Commodity options. The court granted summary judgment on the first count of the CFTC’s complaint, that TEN and Intrade violated CEA Section 4c(b) and Regulation 32.11 regarding the offering of prohibited commodity options. The court rejected the companies’ narrow definition of the term “option,” noting that although case law was scant, the contracts met the characteristics of what are known to the trade as “binary options.” The CFTC has previously regulated binary options, and the companies did not fall into any exceptions that would allow them to lawfully offer commodity options for trading. Under Chevron and other Supreme Court precedent, deference was due to the CFTC’s construction of a statutory scheme it was entrusted to administer.

The court also declined to limit the definition of commodity options to contracts on commodities specifically enumerated by the CEA, like gold and crude oil. The “excluded commodity” category did not apply and served to demonstrate the span of the term “commodity.” Accordingly, Intrade’s contracts on climate and weather outcomes as well as U.S. economic numbers were commodity options under the CEA.

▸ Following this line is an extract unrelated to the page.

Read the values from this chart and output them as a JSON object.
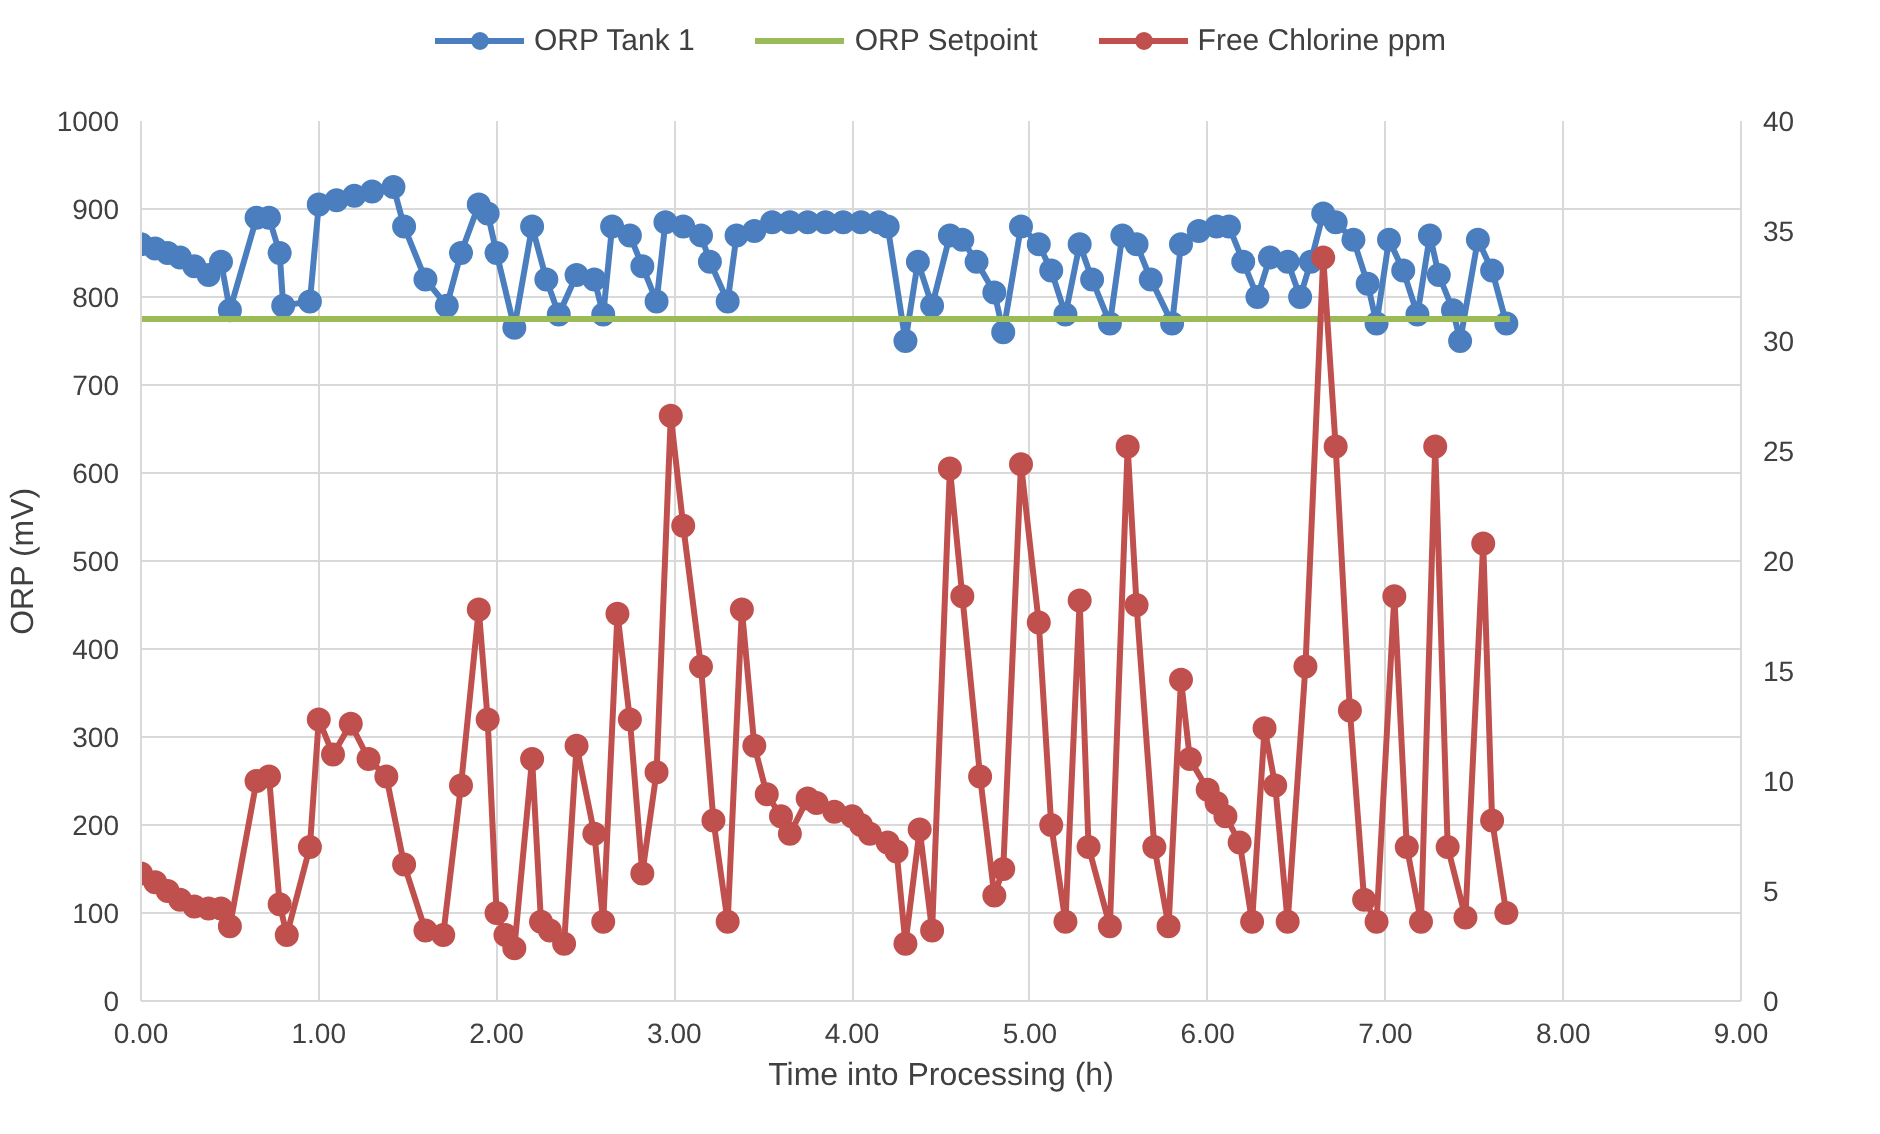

Orders from U.S. customers. The court also granted summary judgment on the CFTC’s second claim, that TEN violated CEA Section 6c by offering contracts to U.S. customers in violation of the 2005 order. Although TEN and Intrade had separate Irish corporate registration numbers, maintained separate bank accounts, and filed separate tax returns, they operated as a common enterprise because they had the same officers and directors, shared office space, and commingled funds. The companies violated the 2005 order by offering contracts to U.S. customers identical to contracts specifically prohibited by the order, and by not informing U.S. customers which contracts they were not allowed to trade. TEN was responsible for the actions of then-director and officer John Delaney, who was acting in scope of his employment and without an interest adverse to TEN.

The court did not grant summary judgment on Count III of the CFTC’s complaint, regarding violation of CEA Section 9(a)(3) concerning false statements and omissions. The court directed the parties to prepare a scheduling order regarding Count III and the appropriate amount of disgorgement and civil monetary penalties under Counts I and II.

Contempt. In a separate opinion and order, the court found the companies in contempt for failing to comply with a June 24, 2014 discovery order, which denied the companies’ motion for a protective order under the Irish Data Protection Act and directed them to produce documents and CEO Ronald Bernstein for a deposition. The companies were ordered to pay reasonable expenses incurred by the CFTC, including attorney fees, as a result of the failure to comply with the order.

The case is No. 12-1902 (RCL) [summary judgment, contempt].